Nel 2009 un settimanale, facendo riferimento ai dati delle presenze al parlamento di Strasburgo, aveva definito “Eurofannulloni” i parlamentari italiani eletti nelle circoscrizioni europee. Questi erano anche stati indicati come i più pagati ed i meno produttivi, pronti a “fuggire” prima della fine del mandato.
La Corte d’Appello ha ritenuto l’epiteto “eurofannullone” basato sui dati che registravano una presenza, da parte degli europarlamentari italiani, inferiore alla media degli altri paesi. Nell’articolo si sottolineava l’assenteismo alle sedute plenarie del lunedì, durante le quali, pur non votando, venivano discussi importanti dossier su energia, commercio, economia e discriminazione etnica. Secondo i giudici tali elementi «seppure non univocamente sintomatici di uno scarso impegno, si prestavano tuttavia ad essere valutati in tali termini e possono giustificare una critica, da parte del giornalista, quale quella icasticamente espressa con il termine “eurofannullone”».

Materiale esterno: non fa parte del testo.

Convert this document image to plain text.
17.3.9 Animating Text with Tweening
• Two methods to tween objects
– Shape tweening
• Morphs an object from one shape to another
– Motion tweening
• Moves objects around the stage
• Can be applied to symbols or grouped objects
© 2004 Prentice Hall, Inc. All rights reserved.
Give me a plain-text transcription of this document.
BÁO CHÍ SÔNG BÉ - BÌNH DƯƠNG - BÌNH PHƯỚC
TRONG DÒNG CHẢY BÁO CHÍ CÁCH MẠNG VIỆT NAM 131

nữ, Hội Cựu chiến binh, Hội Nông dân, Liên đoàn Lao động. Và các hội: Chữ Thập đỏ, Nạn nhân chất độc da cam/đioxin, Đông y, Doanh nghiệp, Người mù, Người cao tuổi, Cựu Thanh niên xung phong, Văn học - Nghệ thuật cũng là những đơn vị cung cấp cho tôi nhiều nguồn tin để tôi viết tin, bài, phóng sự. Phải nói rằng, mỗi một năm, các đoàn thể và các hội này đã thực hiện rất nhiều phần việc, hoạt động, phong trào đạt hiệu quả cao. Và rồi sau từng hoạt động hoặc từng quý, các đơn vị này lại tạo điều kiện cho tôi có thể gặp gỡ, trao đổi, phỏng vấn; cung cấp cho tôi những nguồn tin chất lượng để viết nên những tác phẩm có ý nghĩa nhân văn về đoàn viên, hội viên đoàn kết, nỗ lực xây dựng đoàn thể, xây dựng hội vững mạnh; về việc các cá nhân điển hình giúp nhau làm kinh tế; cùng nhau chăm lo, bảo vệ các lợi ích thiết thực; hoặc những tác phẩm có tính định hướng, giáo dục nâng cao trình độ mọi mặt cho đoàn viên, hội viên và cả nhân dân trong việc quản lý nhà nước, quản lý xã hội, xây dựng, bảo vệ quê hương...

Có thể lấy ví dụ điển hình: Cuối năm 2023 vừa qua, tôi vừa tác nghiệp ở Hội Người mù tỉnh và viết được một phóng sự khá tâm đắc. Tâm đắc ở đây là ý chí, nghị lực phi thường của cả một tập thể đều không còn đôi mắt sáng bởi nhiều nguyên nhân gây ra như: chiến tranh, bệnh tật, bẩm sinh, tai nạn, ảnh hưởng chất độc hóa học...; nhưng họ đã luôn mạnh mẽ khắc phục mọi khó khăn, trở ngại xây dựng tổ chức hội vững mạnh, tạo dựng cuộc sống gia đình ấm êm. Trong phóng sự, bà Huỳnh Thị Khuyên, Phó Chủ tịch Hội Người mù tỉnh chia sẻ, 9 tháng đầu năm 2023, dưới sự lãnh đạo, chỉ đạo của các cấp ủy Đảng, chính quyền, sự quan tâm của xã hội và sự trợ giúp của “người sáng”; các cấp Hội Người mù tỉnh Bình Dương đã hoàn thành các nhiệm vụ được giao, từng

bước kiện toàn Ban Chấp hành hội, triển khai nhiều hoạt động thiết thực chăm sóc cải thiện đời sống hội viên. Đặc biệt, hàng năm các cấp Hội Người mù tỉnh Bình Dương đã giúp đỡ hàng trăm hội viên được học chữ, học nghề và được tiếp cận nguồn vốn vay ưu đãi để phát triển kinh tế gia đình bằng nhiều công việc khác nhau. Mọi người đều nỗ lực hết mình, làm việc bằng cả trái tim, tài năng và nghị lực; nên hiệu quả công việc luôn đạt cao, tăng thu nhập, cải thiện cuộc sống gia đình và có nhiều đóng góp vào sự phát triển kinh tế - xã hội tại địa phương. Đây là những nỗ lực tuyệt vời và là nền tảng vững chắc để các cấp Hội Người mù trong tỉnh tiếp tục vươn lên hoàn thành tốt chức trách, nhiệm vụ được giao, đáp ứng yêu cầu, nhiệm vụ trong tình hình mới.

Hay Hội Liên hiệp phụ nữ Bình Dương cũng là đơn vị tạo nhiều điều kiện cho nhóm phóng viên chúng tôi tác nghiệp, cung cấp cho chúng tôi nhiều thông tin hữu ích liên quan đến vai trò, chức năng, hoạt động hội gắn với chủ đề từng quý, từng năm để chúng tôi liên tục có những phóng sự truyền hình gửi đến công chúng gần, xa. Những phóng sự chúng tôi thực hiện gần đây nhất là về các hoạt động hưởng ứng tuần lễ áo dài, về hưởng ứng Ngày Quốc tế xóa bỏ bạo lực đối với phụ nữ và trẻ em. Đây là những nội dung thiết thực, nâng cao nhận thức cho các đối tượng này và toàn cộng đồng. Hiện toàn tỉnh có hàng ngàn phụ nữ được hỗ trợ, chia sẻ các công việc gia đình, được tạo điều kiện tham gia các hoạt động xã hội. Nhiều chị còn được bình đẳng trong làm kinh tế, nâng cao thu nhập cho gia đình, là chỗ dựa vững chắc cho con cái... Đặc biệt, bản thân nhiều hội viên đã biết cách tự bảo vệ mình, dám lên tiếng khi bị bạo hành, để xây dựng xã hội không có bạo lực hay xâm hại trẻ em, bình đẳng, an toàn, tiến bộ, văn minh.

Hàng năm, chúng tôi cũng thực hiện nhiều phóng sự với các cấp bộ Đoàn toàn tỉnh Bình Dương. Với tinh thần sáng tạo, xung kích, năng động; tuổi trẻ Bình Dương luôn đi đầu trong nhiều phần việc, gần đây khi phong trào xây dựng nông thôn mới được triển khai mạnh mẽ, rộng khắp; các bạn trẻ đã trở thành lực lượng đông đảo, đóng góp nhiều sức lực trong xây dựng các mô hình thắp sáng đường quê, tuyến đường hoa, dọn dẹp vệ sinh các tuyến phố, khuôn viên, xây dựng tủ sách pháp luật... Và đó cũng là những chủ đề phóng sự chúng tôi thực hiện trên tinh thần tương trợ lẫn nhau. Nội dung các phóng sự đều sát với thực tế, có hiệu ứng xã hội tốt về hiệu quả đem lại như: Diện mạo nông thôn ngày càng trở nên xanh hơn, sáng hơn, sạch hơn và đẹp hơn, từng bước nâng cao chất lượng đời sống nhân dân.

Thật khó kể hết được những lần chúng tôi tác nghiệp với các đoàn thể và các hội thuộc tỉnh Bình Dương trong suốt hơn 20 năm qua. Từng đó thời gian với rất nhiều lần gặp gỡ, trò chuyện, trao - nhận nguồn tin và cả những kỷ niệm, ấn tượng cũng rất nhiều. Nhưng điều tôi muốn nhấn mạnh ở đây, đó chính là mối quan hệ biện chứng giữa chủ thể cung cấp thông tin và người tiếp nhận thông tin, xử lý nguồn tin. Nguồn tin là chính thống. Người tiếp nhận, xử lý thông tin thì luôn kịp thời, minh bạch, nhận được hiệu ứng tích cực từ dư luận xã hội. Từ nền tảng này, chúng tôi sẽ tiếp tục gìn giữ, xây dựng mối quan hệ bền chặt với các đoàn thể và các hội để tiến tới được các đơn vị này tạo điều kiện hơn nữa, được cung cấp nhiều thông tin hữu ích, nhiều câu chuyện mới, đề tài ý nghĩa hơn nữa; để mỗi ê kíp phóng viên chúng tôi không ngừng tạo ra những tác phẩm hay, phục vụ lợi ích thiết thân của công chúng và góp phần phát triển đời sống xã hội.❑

La sentenza 12984 della Cassazione ha confermato quanto statuito dalla Corte d’Appello stabilendo che, quando supportata da riscontri, la parola “fannulloni” rientra nel diritto di critica. L’epiteto, infatti, non supera il limite della continenza richiesto e rispetta la verità della notizia. In aggiunta, riguardo il tema trattato sussisteva anche l’interesse. Nella sentenza, infatti, si legge: «L’impegno degli europarlamentari italiani nello svolgimento delle loro funzioni risponde evidentemente ad un interesse pubblico diffuso».